A while back I wrote about how I believed Salesforce application performance was an area that needed further investigation to help provide a set of best practices and guidelines to help people write better and more performant applications. One of the things I wanted to do following that post was to share a method that I have used to help me when I am checking the performance of an application, trying to improve it or fixing an exceeded governor limit - OODA. After hitting a performance issue yesterday it was very top of mind so I finally put virtual ink to paper.
To start - “Premature optimisation is the root of all evil”
I want to begin this by stating I try to improve performance of my applications wherever possible but do not attempt to prematurely optimise. I agree with those like who state that on the platform a certain amount of optimisation is needed inherently, for example bulkification of triggers and grouping of SOQL queries. What I try to avoid though is being overly obscure in my coding to provide a performance improvement when first writing the code. Readable and easy to understand code is unbelievably important and if you have the choice between doing something smart to remove a single query or having your code much easier to read, make your code easier to read. Again this is all an art because there is a lot of grey and very little black and white here, but hopefully you get the drift.

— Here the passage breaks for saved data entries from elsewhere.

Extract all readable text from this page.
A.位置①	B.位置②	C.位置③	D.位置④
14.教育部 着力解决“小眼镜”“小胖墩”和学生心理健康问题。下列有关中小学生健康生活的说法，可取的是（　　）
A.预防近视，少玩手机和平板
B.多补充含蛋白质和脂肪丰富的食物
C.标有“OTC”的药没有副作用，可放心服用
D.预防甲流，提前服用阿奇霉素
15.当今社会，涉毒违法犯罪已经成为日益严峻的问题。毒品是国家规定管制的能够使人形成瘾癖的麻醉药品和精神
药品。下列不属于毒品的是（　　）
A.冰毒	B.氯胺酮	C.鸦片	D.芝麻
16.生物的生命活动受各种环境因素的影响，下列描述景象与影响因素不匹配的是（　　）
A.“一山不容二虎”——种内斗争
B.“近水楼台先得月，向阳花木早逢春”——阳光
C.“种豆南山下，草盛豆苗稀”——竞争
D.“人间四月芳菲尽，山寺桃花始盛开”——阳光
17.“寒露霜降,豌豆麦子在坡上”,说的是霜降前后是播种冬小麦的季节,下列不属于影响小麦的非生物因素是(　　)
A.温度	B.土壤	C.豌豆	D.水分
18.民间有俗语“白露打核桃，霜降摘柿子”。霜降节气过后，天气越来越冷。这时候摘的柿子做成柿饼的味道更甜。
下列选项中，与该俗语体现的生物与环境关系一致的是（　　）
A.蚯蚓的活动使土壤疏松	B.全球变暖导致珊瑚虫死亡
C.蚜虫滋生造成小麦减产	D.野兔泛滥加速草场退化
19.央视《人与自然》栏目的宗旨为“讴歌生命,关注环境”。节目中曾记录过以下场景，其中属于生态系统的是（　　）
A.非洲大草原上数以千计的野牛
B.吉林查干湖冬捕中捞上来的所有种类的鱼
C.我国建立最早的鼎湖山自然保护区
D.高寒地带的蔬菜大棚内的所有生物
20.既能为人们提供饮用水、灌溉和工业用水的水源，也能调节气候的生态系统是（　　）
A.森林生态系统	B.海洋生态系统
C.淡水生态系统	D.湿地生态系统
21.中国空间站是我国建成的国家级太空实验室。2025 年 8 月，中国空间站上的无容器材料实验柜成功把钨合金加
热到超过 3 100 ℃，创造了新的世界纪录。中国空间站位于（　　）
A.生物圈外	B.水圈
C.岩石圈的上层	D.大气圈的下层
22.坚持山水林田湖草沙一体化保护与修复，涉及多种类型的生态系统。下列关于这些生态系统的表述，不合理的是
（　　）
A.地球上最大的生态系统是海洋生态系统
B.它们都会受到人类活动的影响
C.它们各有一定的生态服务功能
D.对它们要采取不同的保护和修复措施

So what to do when you need to improve performance
Typically this happens when you discover a larger than expected data volume (adding a new country or business group to an org for example), something in the config side of things is having an impact (flow or process builder bulkification for example) or or you are just feeling the application is slower than you would like. Its at this point I break out the OODA method which I became aware of formally whilst learning about Metrics-Driven Development last year but had been using in practice without a name for a while. I was glad I found a name however because it looked a lot better on a slide.
My slide from London’s Calling
OODA is a miltary framework for making decisions (to massively undersell it) and stands for Observe, Orient, Decide and Act. I think it is a great way of working when trying to improve performance and especially when dealing with those lovely “too many queries” errors and governor limit exceptions. I like to use the framework to solve such a problem in the following way.

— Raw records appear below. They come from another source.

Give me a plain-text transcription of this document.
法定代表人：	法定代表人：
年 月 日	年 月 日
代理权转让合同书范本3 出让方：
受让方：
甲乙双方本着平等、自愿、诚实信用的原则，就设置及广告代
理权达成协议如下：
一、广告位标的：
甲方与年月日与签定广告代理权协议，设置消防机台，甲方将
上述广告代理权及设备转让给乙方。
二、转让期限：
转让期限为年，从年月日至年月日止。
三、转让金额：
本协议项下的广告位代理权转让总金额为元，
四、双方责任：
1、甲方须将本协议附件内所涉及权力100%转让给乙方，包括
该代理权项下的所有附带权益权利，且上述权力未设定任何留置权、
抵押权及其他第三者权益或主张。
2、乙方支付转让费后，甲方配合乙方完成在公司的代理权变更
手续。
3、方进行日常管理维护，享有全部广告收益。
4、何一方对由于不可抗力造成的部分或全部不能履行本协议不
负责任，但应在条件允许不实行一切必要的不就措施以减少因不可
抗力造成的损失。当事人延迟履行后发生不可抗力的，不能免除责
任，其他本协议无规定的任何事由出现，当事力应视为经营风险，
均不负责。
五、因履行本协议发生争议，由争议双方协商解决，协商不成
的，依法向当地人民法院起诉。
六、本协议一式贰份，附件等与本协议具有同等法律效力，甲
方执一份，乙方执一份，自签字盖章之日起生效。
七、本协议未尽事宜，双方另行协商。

Take measurements, as many relevant ones as possible. When dealing with something like a blown governor limit you can use the
System.Limits methods to take snapshot measurements and debug them (or save if you so wish to a record). You should take as many measurements as is sensible and as helps you identify the issue area. It is important as well that measurements are consistent, repeatable and under the same conditions - comparing apples and oranges will not help us later.

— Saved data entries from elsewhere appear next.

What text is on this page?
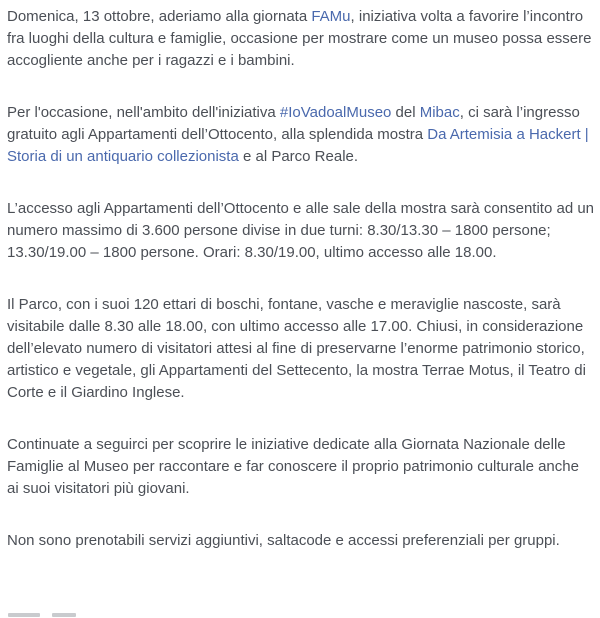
Domenica, 13 ottobre, aderiamo alla giornata FAMu, iniziativa volta a favorire l’incontro fra luoghi della cultura e famiglie, occasione per mostrare come un museo possa essere accogliente anche per i ragazzi e i bambini.

Per l'occasione, nell'ambito dell'iniziativa #IoVadoalMuseo del Mibac, ci sarà l’ingresso gratuito agli Appartamenti dell’Ottocento, alla splendida mostra Da Artemisia a Hackert | Storia di un antiquario collezionista e al Parco Reale.

L’accesso agli Appartamenti dell’Ottocento e alle sale della mostra sarà consentito ad un numero massimo di 3.600 persone divise in due turni: 8.30/13.30 – 1800 persone; 13.30/19.00 – 1800 persone. Orari: 8.30/19.00, ultimo accesso alle 18.00.

Il Parco, con i suoi 120 ettari di boschi, fontane, vasche e meraviglie nascoste, sarà visitabile dalle 8.30 alle 18.00, con ultimo accesso alle 17.00. Chiusi, in considerazione dell’elevato numero di visitatori attesi al fine di preservarne l’enorme patrimonio storico, artistico e vegetale, gli Appartamenti del Settecento, la mostra Terrae Motus, il Teatro di Corte e il Giardino Inglese.

Continuate a seguirci per scoprire le iniziative dedicate alla Giornata Nazionale delle Famiglie al Museo per raccontare e far conoscere il proprio patrimonio culturale anche ai suoi visitatori più giovani.

Non sono prenotabili servizi aggiuntivi, saltacode e accessi preferenziali per gruppi.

Now we have our measurements we need to think about what they mean in context. For example, why are we repeatedly running that query? Could this piece of code be avoided through an earlier check? Which area is having the biggest impact and why? Can we reduce the payload? Measurements only tell half the story, here we add the correct context from the business use case and well as looking at the lifecycle of the transaction. We have all come across strange use cases where it becomes clearer why a weird design decision was made.
- Do we fix/improve this? NO is a valid option here and you should be careful to spend time improving things for minor gains.
- Do we attempt an update or a rewrite?
- Can part of this be made asynchronous?
- Are we sure this is the right decision? Is there an alternative way or workaround?
If you are fixing a bug then you may not be able to make some of these decisions - they may already be made.
Almost the easiest part - make the updates and remeaure and retest. Don’t just retest that you are not getting the error or that things are faster, retest that it still does what you expected.
In short OODA is a great way for helping make decisions when performance testing/profiling as well as bug fixing for governor limit exceptions. It helps me out whenever something like this crops up (such as yesterday for me) and provides a solid framework which can help you and your team go through nd make the right decisions.